"When asked to explain in their own words the main reason for leaving the Catholic Church, about half cite a disagreement with the church's religious or moral beliefs. For those now unaffiliated, about half were unhappy about birth control, 56 percent about teachings on abortion and homosexuality, and 40 percent about the treatment of women."Yep, those are the 3 issues where Catholic doctrine most prominently differs from the "anything goes" mentality pushed by secular modern culture. While a number of the mainline Protestant denominations have chosen to abandon the traditional Biblical teachings on these issues in the name of "modernization", the Vatican has thus far resisted the pressure to do so.

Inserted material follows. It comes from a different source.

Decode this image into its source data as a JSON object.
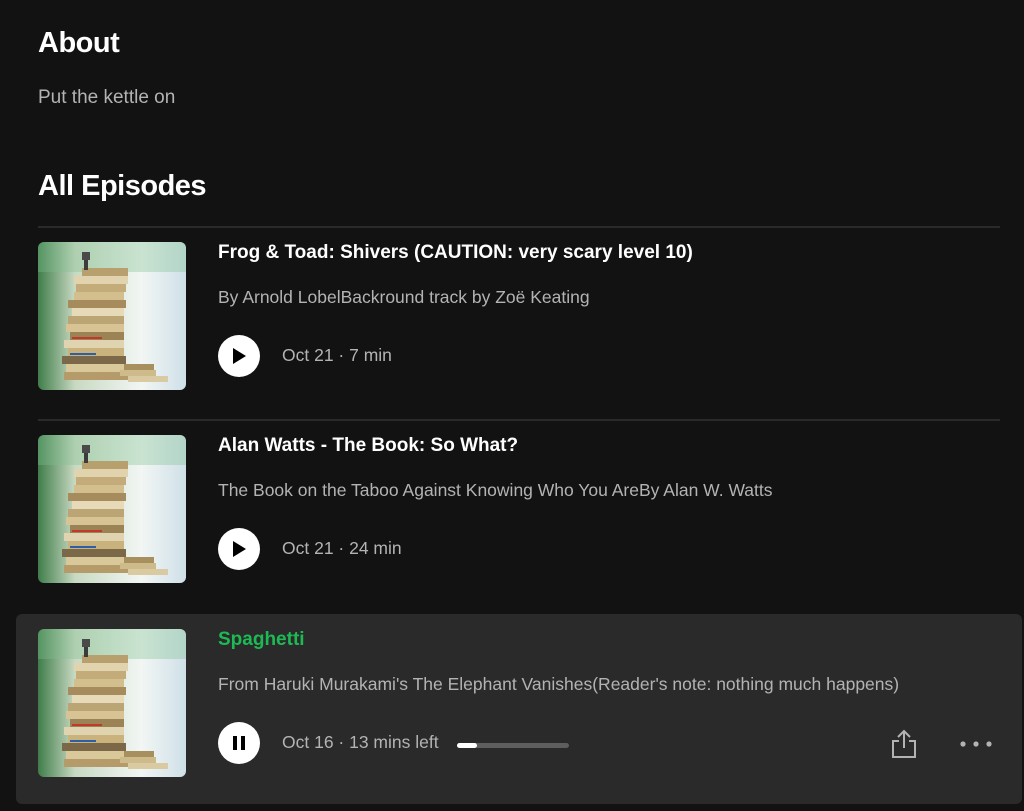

As St. Paul preached to the Galatians almost 2,000 years ago:
"For do I now persuade men, or God? or do I seek to please men? for if I yet pleased men, I should not be the servant of Christ. But I certify you, brethren, that the gospel which was preached of me is not after man. For I neither received it of man, neither was I taught it, but by the revelation of Jesus Christ." (Galatians 1:10-12)The CSM article mentions in passing the fact that most people who switch affiliation do so prior to the age of 24, but the Pew Forum website goes into more detail. Nearly half (48%) leave Catholicism prior to the age of 18. An additional 30% leave between 18 and 23.
To me, this statistic shows the failure of families, parish CCD programs, and Catholic schools to properly catechize Catholic youth as to the reasoning behind Catholic doctrine. I've discussed this issue at length here and here. If we want young Catholics to "follow the narrow way" and resist the siren song of moral relativism, we need to do more than simply tell them the rules. Catholics of whatever age are far more likely to obey if they understand *WHY* the Church teaches X, Y, or Z. It's far easier to dismiss simple appeals to clerical authority than it is to dismiss a reasoned argument in support of Church doctrine.